Continuous Improvement Internship Report

Every school year, my district, Twinsburg City Schools, maintains six Continuous

Improvement Plans (one for the district as a whole and one for each of the five schools: Wilcox

(P-1), Bissell (2-3), Dodge (4-6), R.B. Chamberlain Middle School (7-8), and the High School

(9-12)). Each of the plans focus on Reading, Math, and PBIS for students with disabilities,

economically disadvantaged students, African American students, and gifted students. The

Continuous Improvement Plans provide goals for the school year, action steps to accomplish the

goals, responsible parties, data sources for monitoring, and resources needed.

Since I am on the Curriculum Committee within my district, the Continuous

Improvement Plans are emailed to me prior to them being adapted. Listed below is a Twinsburg

City School District 2017-2018 Continuous Improvement Plan Goal for Reading and a few

examples of the action steps that are being taken.

“By 2018, Twinsburg City School District will meet or exceed the Annual

Measurable Objective (AMO) targets for all subgroups in Reading (79.6%).”

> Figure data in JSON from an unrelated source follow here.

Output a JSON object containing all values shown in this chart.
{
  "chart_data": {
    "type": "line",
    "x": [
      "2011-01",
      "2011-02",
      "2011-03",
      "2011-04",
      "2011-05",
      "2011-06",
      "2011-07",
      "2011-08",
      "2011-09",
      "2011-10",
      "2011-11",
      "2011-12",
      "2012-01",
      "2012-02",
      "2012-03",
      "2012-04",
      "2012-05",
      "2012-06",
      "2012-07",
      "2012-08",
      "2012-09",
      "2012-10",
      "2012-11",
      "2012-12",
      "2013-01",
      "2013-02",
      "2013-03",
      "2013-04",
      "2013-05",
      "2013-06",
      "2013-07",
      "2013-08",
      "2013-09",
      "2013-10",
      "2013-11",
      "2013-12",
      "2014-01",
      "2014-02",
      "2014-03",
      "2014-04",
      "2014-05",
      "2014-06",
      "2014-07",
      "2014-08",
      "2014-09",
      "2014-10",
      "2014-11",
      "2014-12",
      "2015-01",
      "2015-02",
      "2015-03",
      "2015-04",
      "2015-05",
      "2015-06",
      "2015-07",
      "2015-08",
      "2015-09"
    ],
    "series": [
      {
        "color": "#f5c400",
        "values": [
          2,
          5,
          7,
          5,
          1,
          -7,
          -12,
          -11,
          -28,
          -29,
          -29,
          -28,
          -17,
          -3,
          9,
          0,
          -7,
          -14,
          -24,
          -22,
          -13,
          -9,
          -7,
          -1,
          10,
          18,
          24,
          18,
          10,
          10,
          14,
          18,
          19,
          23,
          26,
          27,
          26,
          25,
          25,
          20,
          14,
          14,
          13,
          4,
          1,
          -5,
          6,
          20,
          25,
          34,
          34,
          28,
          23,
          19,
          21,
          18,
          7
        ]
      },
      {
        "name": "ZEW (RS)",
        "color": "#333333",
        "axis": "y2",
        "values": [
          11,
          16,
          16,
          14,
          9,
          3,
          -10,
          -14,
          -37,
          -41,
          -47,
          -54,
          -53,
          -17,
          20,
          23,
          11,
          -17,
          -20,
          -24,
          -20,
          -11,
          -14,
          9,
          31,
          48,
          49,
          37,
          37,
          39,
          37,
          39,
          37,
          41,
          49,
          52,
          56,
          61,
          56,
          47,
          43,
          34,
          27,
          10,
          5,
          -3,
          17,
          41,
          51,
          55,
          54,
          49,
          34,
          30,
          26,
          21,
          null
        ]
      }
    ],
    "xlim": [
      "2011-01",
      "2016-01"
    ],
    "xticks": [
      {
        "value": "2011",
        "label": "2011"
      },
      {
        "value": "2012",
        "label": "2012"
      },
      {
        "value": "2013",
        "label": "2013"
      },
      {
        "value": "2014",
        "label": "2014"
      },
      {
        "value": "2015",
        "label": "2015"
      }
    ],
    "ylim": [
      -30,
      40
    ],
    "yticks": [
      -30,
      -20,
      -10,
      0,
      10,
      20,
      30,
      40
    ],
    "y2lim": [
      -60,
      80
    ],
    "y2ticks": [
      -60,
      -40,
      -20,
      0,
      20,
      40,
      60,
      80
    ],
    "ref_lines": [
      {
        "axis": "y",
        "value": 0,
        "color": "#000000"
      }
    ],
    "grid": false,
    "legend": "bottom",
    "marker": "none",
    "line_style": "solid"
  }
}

 Students with Disabilities Action Step

“Based on MAP Scores, students will participate in the Tiger Reading Camp and

receive interventions for at least 45 minutes to 1 hour daily. Identified areas of

weakness will be documented and monitored monthly and interventions will be

adjusted accordingly.”
 Economically Disadvantaged Action Step

“Instructional Assistants will work with students who fall in the Lo/LoAvg range

from MAP assessments (Reading). IA’s will work with RIMP students on

Reading Fluency (Cold Reads & Comprehension Questions) 10-15 minutes 2-3

times per week. Documentation will be turned in and reviewed with office staff.”

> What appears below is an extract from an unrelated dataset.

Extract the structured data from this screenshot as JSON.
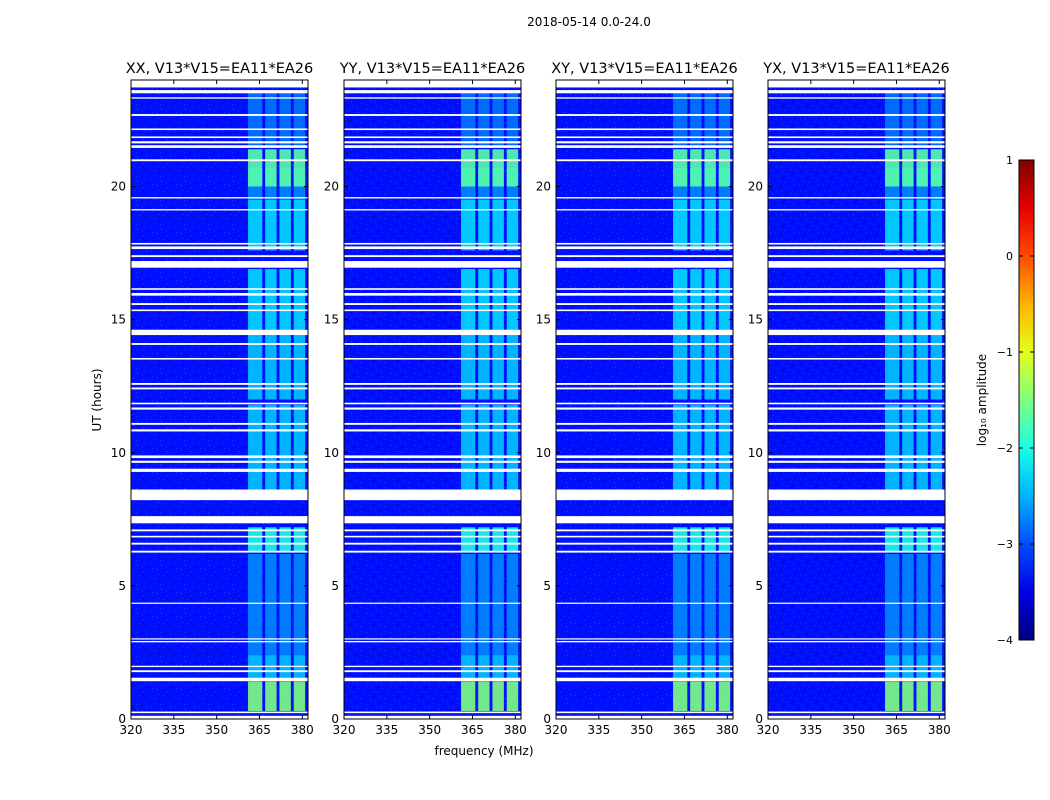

The Continuous Improvement Plans are presented to the Curriculum Committee,

comprised of parents, teachers, and administration, in October. The Curriculum Committee

briefly discusses the Continuous Improvement Plans and votes to adapt them. After the

Curriculum Committee votes to adapt the Plans, they are then taken to the next Board of

Education Meeting to be officially adapted. As a member of the Curriculum Committee, I attend

this critical October meeting, discuss the Continuous Improvement Plans with the rest of the

committee, and help adapt these important documents. It is important to review and compare the

different documents to see the Continuous Improvement Plans from Pre-K to 12th grade. Since

each of the six documents are created by different administrators, they each look differently.

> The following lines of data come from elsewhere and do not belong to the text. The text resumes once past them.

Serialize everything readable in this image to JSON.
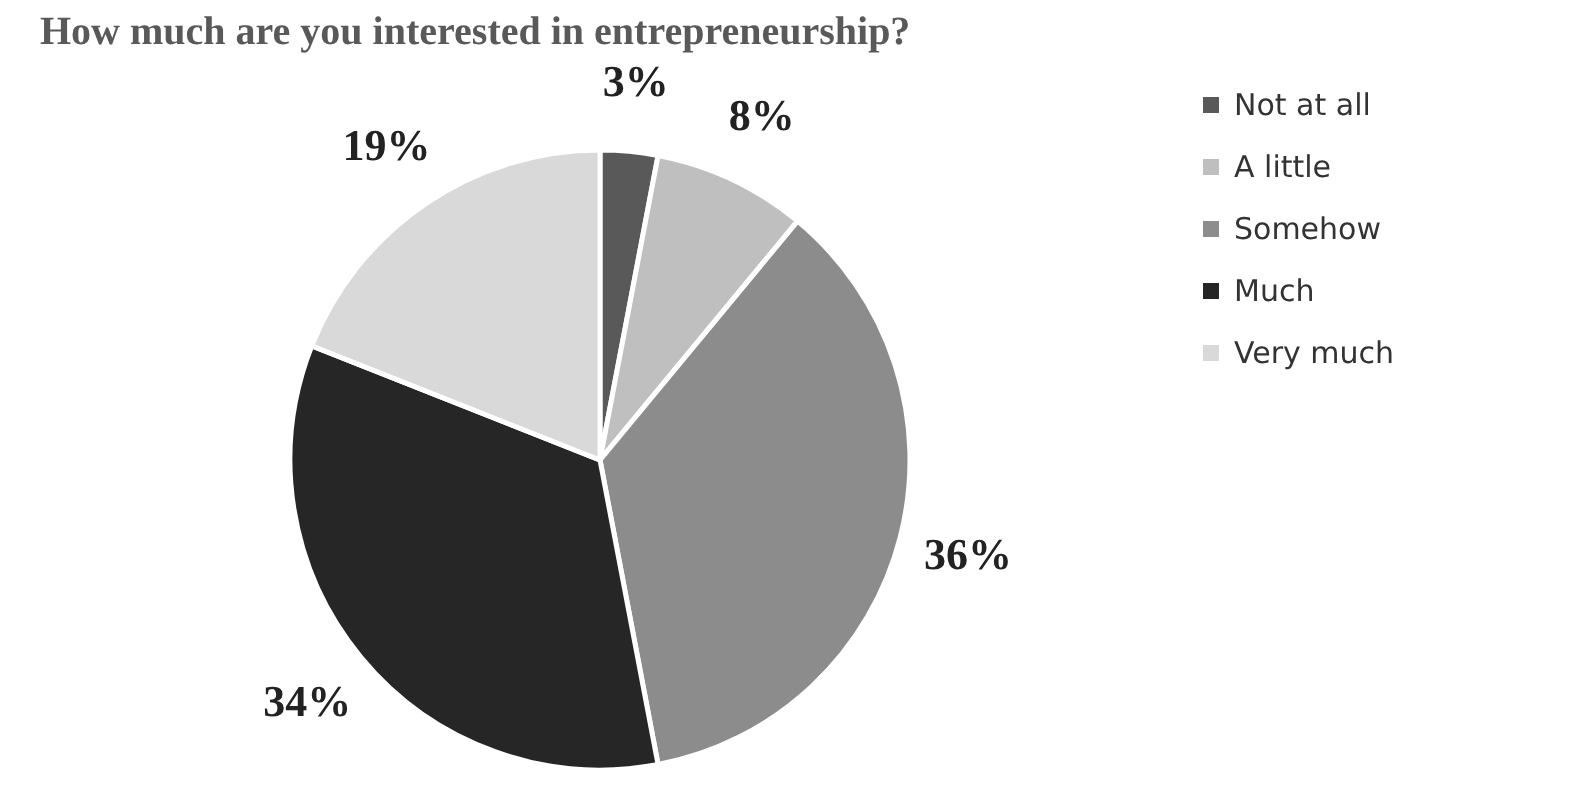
{
  "chart_data": {
    "type": "pie",
    "title": "How much are you interested in entrepreneurship?",
    "categories": [
      "Not at all",
      "A little",
      "Somehow",
      "Much",
      "Very much"
    ],
    "values": [
      3,
      8,
      36,
      34,
      19
    ],
    "colors": [
      "#595959",
      "#bfbfbf",
      "#8c8c8c",
      "#262626",
      "#d9d9d9"
    ],
    "value_labels": [
      "3%",
      "8%",
      "36%",
      "34%",
      "19%"
    ],
    "legend": "right"
  }
}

However, they all focus on the same thing – helping students succeed in the following

subgroups: students with disabilities, economically disadvantaged students, African American

students, and gifted students.

I have enjoyed being on the Curriculum Committee and being apart of the decision-

making process for the Continuous Improvement Plans. It is interesting to review each of the six

documents and compare the different Continuous Improvement Plans for Pre-K to 12th grade. It

provides an awareness on what is happening throughout the district, and not just at my building.

Additionally, as an alumnus of Twinsburg High School, it is also interesting to see what has

changed, improved, and continues to change since I was a student.